Niamey et les 2 jours : L’accord sur la Zone de libre-échange continentale africaine a été institué par les Etats africains. Parlez-nous de cet accord ?

Sadou Seydou : Avant de rentrer dans le vif du sujet, j’aimerais rappeler que l’Afrique compte 55 Etats avec autant de marchés et les 84 km de frontières constituent des barrières au commerce et des difficultés en matière d’investissement avec des réglementations nationales multiples et diverses.

L’Afrique pèse pour seulement 4 % dans le commerce mondial et le commerce intra-africain se situe autour de 17 %.

Pour y remédier, déjà en 1991, les chefs d’Etat et de gouvernement de l’Union africaine ont adopté le traité d’Abuja instituant la Communauté économique africaine.
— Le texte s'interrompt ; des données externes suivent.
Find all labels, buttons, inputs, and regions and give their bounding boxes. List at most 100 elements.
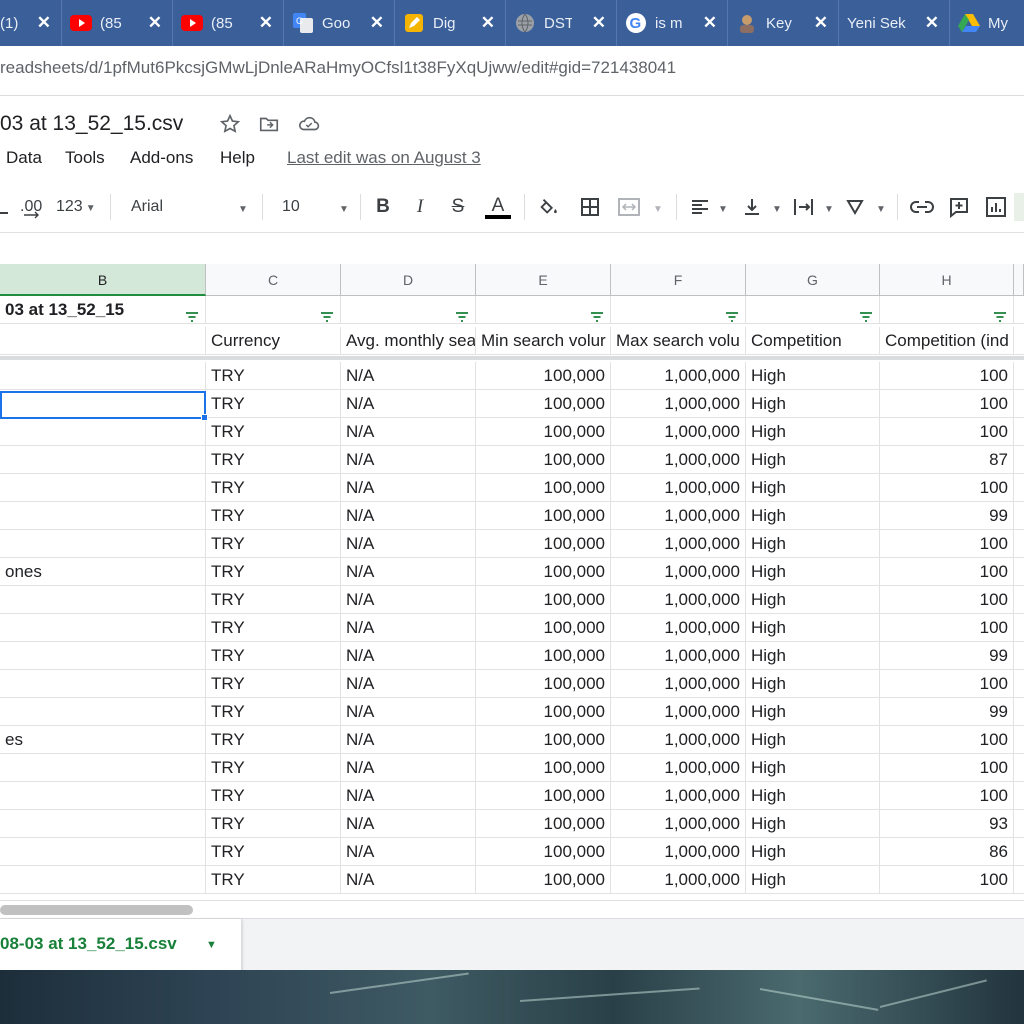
insert-comment-icon[interactable]: [946, 194, 972, 220]
vertical-align-icon[interactable]: [740, 194, 764, 220]
table-cell[interactable]: es: [0, 726, 206, 754]
fill-color-icon[interactable]: [537, 194, 561, 220]
table-cell[interactable]: 100,000: [476, 866, 611, 894]
font-size-select[interactable]: 10: [282, 198, 300, 216]
align-dropdown-icon[interactable]: ▼: [715, 199, 728, 217]
table-cell[interactable]: N/A: [341, 558, 476, 586]
column-header-b[interactable]: B: [0, 264, 206, 296]
table-cell[interactable]: 100: [880, 586, 1014, 614]
table-cell[interactable]: N/A: [341, 390, 476, 418]
filter-icon[interactable]: [455, 304, 469, 322]
table-cell[interactable]: Max search volu: [611, 327, 746, 355]
table-cell[interactable]: High: [746, 614, 880, 642]
table-cell[interactable]: 100: [880, 614, 1014, 642]
table-cell[interactable]: 100: [880, 474, 1014, 502]
table-cell[interactable]: TRY: [206, 390, 341, 418]
column-header-c[interactable]: C: [206, 264, 341, 296]
table-cell[interactable]: [0, 810, 206, 838]
insert-link-icon[interactable]: [909, 194, 935, 220]
table-cell[interactable]: High: [746, 698, 880, 726]
bold-icon[interactable]: B: [372, 194, 394, 220]
table-cell[interactable]: 100,000: [476, 782, 611, 810]
table-cell[interactable]: 93: [880, 810, 1014, 838]
table-cell[interactable]: 100,000: [476, 362, 611, 390]
table-cell[interactable]: 1,000,000: [611, 670, 746, 698]
spreadsheet-grid[interactable]: B C D E F G H 03 at 13_52_15 Currency Avg. monthl…: [0, 264, 1024, 900]
table-cell[interactable]: [476, 296, 611, 324]
table-cell[interactable]: [0, 670, 206, 698]
table-cell[interactable]: Competition (ind: [880, 327, 1014, 355]
table-cell[interactable]: TRY: [206, 754, 341, 782]
table-cell[interactable]: 100,000: [476, 726, 611, 754]
decrease-decimal-icon[interactable]: [0, 194, 10, 220]
table-cell[interactable]: N/A: [341, 446, 476, 474]
frozen-row-divider[interactable]: [0, 356, 1024, 360]
table-cell[interactable]: Avg. monthly sea: [341, 327, 476, 355]
table-cell[interactable]: 100,000: [476, 502, 611, 530]
table-cell[interactable]: [0, 327, 206, 355]
table-cell[interactable]: 100,000: [476, 754, 611, 782]
table-cell[interactable]: [0, 362, 206, 390]
column-header-h[interactable]: H: [880, 264, 1014, 296]
table-cell[interactable]: High: [746, 418, 880, 446]
url-text[interactable]: readsheets/d/1pfMut6PkcsjGMwLjDnleARaHmy…: [0, 58, 676, 78]
table-cell[interactable]: TRY: [206, 782, 341, 810]
table-cell[interactable]: TRY: [206, 586, 341, 614]
table-cell[interactable]: 1,000,000: [611, 782, 746, 810]
table-cell[interactable]: [880, 296, 1014, 324]
close-tab-icon[interactable]: ✕: [481, 13, 495, 33]
close-tab-icon[interactable]: ✕: [259, 13, 273, 33]
table-cell[interactable]: [0, 586, 206, 614]
doc-title[interactable]: 03 at 13_52_15.csv: [0, 112, 183, 136]
star-icon[interactable]: [218, 112, 242, 136]
borders-icon[interactable]: [578, 194, 602, 220]
table-cell[interactable]: [206, 296, 341, 324]
browser-tab[interactable]: G Goo ✕: [284, 0, 395, 46]
table-cell[interactable]: High: [746, 670, 880, 698]
table-cell[interactable]: TRY: [206, 810, 341, 838]
table-cell[interactable]: TRY: [206, 698, 341, 726]
table-cell[interactable]: N/A: [341, 502, 476, 530]
table-cell[interactable]: TRY: [206, 866, 341, 894]
browser-tab[interactable]: My: [950, 0, 1024, 46]
table-cell[interactable]: TRY: [206, 838, 341, 866]
table-cell[interactable]: TRY: [206, 670, 341, 698]
column-header-d[interactable]: D: [341, 264, 476, 296]
table-cell[interactable]: TRY: [206, 474, 341, 502]
table-cell[interactable]: 100: [880, 530, 1014, 558]
table-cell[interactable]: High: [746, 754, 880, 782]
table-cell[interactable]: 1,000,000: [611, 418, 746, 446]
table-cell[interactable]: [0, 614, 206, 642]
table-cell[interactable]: High: [746, 726, 880, 754]
filter-icon[interactable]: [725, 304, 739, 322]
more-formats-button[interactable]: 123 ▼: [56, 198, 96, 216]
table-cell[interactable]: 1,000,000: [611, 474, 746, 502]
table-cell[interactable]: [0, 838, 206, 866]
filter-icon[interactable]: [993, 304, 1007, 322]
close-tab-icon[interactable]: ✕: [592, 13, 606, 33]
table-cell[interactable]: 100,000: [476, 838, 611, 866]
table-cell[interactable]: N/A: [341, 810, 476, 838]
table-cell[interactable]: High: [746, 390, 880, 418]
sheet-menu-caret-icon[interactable]: ▼: [206, 939, 217, 951]
font-family-dropdown-icon[interactable]: ▼: [235, 199, 248, 217]
address-bar[interactable]: readsheets/d/1pfMut6PkcsjGMwLjDnleARaHmy…: [0, 46, 1024, 96]
column-header-partial[interactable]: [1014, 264, 1024, 296]
text-wrap-icon[interactable]: [792, 194, 816, 220]
vertical-align-dropdown-icon[interactable]: ▼: [769, 199, 782, 217]
table-cell[interactable]: N/A: [341, 866, 476, 894]
align-left-icon[interactable]: [688, 194, 712, 220]
text-wrap-dropdown-icon[interactable]: ▼: [821, 199, 834, 217]
table-cell[interactable]: 1,000,000: [611, 530, 746, 558]
table-cell[interactable]: High: [746, 502, 880, 530]
table-cell[interactable]: High: [746, 474, 880, 502]
font-family-select[interactable]: Arial: [131, 198, 163, 216]
table-cell[interactable]: 100,000: [476, 558, 611, 586]
horizontal-scrollbar[interactable]: [0, 900, 1024, 918]
table-cell[interactable]: TRY: [206, 502, 341, 530]
filter-toggle-button[interactable]: [1014, 193, 1024, 221]
table-cell[interactable]: High: [746, 782, 880, 810]
text-rotation-icon[interactable]: [845, 194, 869, 220]
table-cell[interactable]: 100: [880, 390, 1014, 418]
table-cell[interactable]: High: [746, 558, 880, 586]
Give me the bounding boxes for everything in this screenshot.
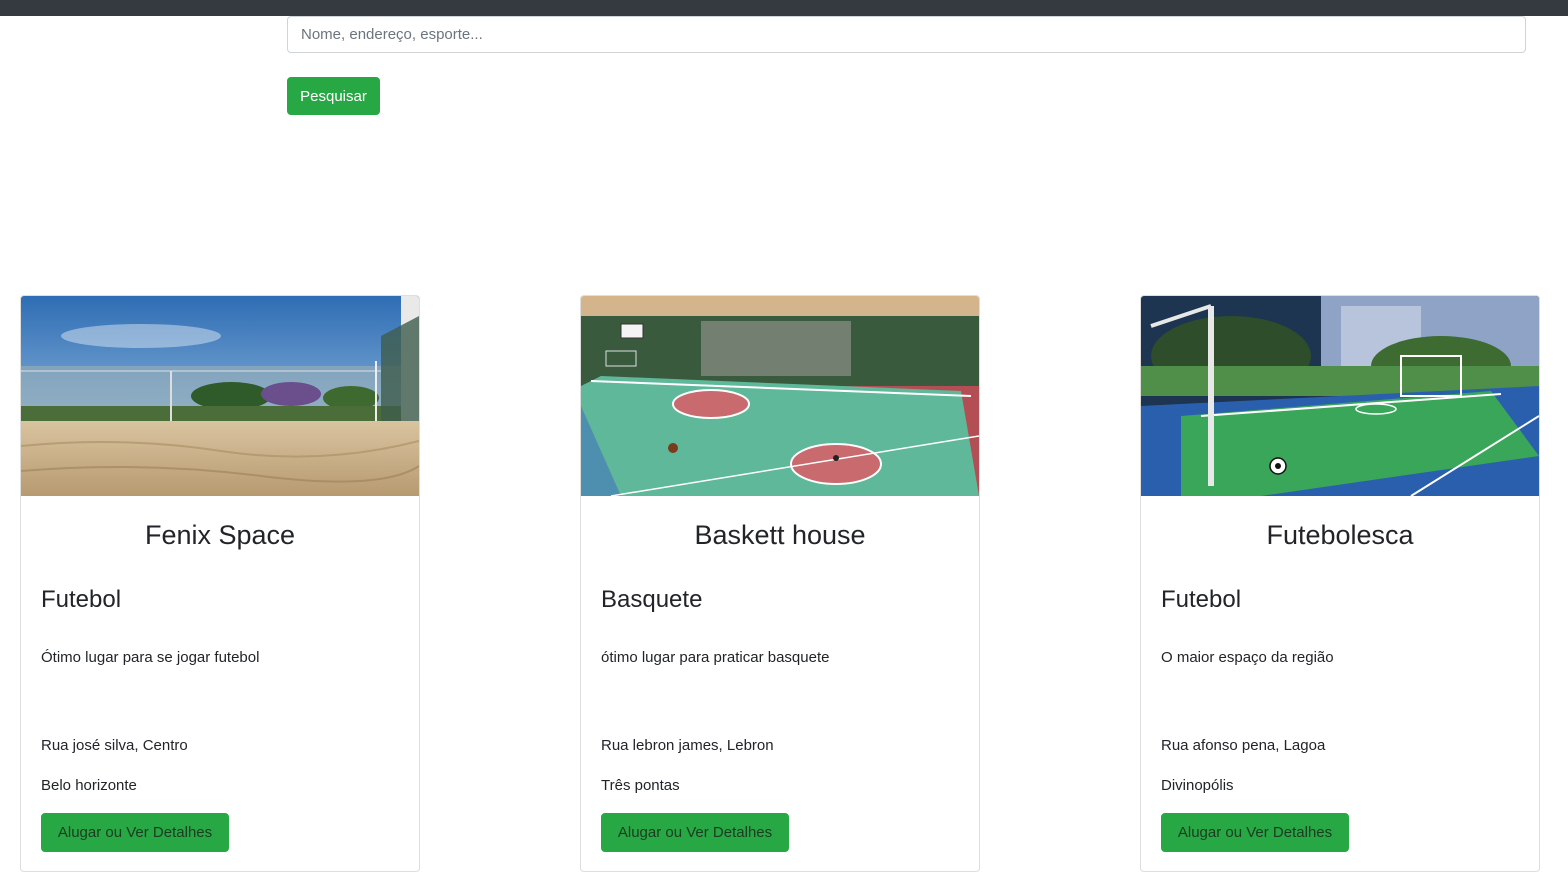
- top-navbar: [0, 0, 1568, 16]
- venue-card: Futebolesca Futebol O maior espaço da re…: [1140, 295, 1540, 872]
- venue-city: Belo horizonte: [41, 777, 137, 794]
- venue-image-beach-court: [21, 296, 419, 496]
- venue-sport: Futebol: [41, 586, 122, 613]
- venue-sport: Basquete: [601, 586, 703, 613]
- venue-title: Futebolesca: [1266, 520, 1414, 550]
- venue-description: Ótimo lugar para se jogar futebol: [41, 649, 260, 666]
- rent-details-button[interactable]: Alugar ou Ver Detalhes: [41, 813, 229, 852]
- venue-card: Fenix Space Futebol Ótimo lugar para se …: [20, 295, 420, 872]
- venue-card: Baskett house Basquete ótimo lugar para …: [580, 295, 980, 872]
- search-input[interactable]: [287, 16, 1526, 53]
- venue-sport: Futebol: [1161, 586, 1242, 613]
- venue-image-futsal-court: [1141, 296, 1539, 496]
- venue-description: ótimo lugar para praticar basquete: [601, 649, 830, 666]
- venue-city: Três pontas: [601, 777, 680, 794]
- venue-title: Fenix Space: [144, 520, 296, 550]
- venue-title: Baskett house: [694, 520, 866, 550]
- venue-address: Rua josé silva, Centro: [41, 737, 188, 754]
- rent-details-button[interactable]: Alugar ou Ver Detalhes: [1161, 813, 1349, 852]
- rent-details-button[interactable]: Alugar ou Ver Detalhes: [601, 813, 789, 852]
- search-button[interactable]: Pesquisar: [287, 77, 380, 115]
- venue-city: Divinopólis: [1161, 777, 1234, 794]
- venue-address: Rua afonso pena, Lagoa: [1161, 737, 1326, 754]
- venue-address: Rua lebron james, Lebron: [601, 737, 774, 754]
- venue-image-basketball-court: [581, 296, 979, 496]
- venue-description: O maior espaço da região: [1161, 649, 1334, 666]
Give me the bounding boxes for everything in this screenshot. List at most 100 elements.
Le processus de la ZLECAf entre dans le cadre de cette vision de « l’Afrique que nous voulons ». La ZLECAf constitue la première étape pour la construction du marché commun africain.

En janvier 2012, lors du 18ème Sommet de l’UA, les chefs d’Etat et de gouvernement décidèrent de commencer les négociations sur la ZLECAf en 2015 avec 2017 comme date indicative pour la conclusion d’un accord. Lesdites négociations ne débutèrent qu’en février 2016.

Face à la lenteur du processus des négociations, le 28ème sommet des chefs d’Etat et de gouvernement de l’Union africaine de janvier 2017 a désigné SEM Issoufou Mahamadou, président de la République du Niger, champion du processus de la Zone de libre-échange continentale africaine (ZLECAf).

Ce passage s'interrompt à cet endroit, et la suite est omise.